## Wednesday, September 6, 2023

### On probabilistic best-systems accounts, laws aren't propositions

According to the probabilistic best-systems account of laws (PBSA), the fundamental laws of nature are the axioms of the system that optimizes a balance of probabilistic fit to reality, informativeness, and brevity in a perfectly natural language.

But here is a tricky little thing. Probabilistic laws include statements about chances, such as that an event of a certain type E has a chance of 1/3. But on PBSA, chances are themselves defined by PBSA. What it means to say “E has a chance of 1/3” seems to be that the best system entails that E has a chance of 1/3. On its face, this is circular: chance is defined in terms of entailment of chance.

I think there may be a way out of this, but it is to make the fundamental laws be sentences that need not express propositions. Here’s the idea. The fundamental laws are sentences in an formal language (with terms having perfectly natural meanings) and an additional uninterpreted chance operator.
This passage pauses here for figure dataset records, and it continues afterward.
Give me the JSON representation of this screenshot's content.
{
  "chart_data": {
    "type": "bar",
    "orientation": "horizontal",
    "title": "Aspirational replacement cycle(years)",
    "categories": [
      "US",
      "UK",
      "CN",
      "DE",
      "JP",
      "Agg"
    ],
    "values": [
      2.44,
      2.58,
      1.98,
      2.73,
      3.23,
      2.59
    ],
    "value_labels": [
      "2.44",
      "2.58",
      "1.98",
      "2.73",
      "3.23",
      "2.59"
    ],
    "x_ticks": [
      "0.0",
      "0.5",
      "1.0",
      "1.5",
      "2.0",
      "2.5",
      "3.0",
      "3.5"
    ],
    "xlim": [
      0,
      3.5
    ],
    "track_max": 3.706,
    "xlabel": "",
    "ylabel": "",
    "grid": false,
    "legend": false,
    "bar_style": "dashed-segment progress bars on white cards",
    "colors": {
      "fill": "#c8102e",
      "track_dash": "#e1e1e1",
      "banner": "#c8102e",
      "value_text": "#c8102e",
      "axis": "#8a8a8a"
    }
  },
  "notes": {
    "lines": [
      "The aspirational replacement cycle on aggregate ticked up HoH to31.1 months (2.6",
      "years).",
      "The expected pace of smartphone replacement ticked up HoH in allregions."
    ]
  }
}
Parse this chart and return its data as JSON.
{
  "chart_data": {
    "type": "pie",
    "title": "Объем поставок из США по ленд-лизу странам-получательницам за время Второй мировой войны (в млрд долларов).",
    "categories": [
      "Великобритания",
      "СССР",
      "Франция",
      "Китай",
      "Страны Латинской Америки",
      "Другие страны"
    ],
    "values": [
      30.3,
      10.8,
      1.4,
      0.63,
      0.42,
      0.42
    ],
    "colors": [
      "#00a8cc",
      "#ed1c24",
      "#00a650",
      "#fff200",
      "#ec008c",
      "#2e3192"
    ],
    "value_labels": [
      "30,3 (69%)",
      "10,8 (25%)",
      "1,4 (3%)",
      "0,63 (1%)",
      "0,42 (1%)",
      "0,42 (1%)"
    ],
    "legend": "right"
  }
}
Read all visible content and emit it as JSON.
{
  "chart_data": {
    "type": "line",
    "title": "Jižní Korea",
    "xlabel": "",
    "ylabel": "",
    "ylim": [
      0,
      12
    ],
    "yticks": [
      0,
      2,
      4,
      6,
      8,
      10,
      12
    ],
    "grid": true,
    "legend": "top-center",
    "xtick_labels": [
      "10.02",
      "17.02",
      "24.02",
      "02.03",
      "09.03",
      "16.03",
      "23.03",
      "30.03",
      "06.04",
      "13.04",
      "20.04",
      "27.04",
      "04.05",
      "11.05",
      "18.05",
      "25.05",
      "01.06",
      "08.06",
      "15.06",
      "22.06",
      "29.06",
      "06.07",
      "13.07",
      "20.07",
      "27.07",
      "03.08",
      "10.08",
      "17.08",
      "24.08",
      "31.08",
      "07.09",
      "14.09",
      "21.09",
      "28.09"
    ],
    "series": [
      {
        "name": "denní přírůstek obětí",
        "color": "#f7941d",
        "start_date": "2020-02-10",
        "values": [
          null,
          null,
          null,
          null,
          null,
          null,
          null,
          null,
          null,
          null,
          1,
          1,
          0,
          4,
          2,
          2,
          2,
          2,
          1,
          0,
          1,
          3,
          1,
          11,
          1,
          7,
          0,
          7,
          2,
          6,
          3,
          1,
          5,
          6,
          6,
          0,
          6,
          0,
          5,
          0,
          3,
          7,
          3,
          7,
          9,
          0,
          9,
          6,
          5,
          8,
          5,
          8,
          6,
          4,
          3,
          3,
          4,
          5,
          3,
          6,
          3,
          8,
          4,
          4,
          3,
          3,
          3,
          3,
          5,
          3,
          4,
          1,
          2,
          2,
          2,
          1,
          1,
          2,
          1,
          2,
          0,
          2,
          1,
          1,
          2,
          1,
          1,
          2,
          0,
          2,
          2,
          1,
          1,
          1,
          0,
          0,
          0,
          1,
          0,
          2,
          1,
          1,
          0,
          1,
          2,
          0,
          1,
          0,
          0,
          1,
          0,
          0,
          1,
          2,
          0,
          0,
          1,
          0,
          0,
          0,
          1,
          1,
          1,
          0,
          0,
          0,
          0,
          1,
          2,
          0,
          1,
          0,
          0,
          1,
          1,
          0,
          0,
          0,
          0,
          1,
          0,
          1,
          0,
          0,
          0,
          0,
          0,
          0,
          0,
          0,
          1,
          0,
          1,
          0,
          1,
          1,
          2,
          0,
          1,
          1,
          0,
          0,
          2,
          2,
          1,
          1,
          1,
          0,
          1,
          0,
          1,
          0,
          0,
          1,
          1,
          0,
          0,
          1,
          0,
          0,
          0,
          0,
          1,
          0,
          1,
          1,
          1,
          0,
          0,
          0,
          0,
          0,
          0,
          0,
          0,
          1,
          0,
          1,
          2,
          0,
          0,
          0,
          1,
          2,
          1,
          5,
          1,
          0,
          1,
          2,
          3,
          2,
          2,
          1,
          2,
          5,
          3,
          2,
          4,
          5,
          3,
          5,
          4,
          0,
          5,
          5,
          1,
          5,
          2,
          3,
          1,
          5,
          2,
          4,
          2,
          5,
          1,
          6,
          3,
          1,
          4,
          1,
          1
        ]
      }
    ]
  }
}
There are a bunch of choice-points here: is the chance operator unary (unconditional) or binary (conditional)? is it a function? does it apply to formulas, sentences, event tokens, event types or propositions? For simplicity, I will suppose it’s unary function applying to event types, even though that’s likely not the best solution in the final analysis. We now say that the laws are the sentences provable from the axioms of our best system. These sentences include the uninterpreted chance(x) function. We then say stuff like this:

1. When a sentence that does not use the chance operator is provable from the axioms, that sentence contributes to informativeness, but when that sentence is in fact false, the fit of the whole system becomes  − ∞.

2. When a sentence of the form chance(E) = p is provable from the axioms, then the closeness of the frequency of event type E to p contributes to fit (unless the fit is  − ∞ because of the previous rule), and the statement as such contributes to informativeness.

I have no idea how fit is to be measured when instead of being able to prove things like chance(E) = p, we can prove less precise statements like chance(E) = chance(F) or chance(E) ≥ p. Perhaps we need clauses to cover cases like that, or maybe we can hope that we don’t need to deal with this.

An immediate problem with this approach is that the laws are no longer propositions. We can no longer say that the laws explain, because sentences in a language that is not fully interpreted do not explain. But we can form propositions from the sentences: instead of invoking a law s as itself an explanation, we can invoke as our explanation the second order fact that s is a law, i.e., that s is provable from the axioms of the best system.

This is counterintuitive. The explanation of the evolution of amoebae should not include meta-linguistic facts about a formal language!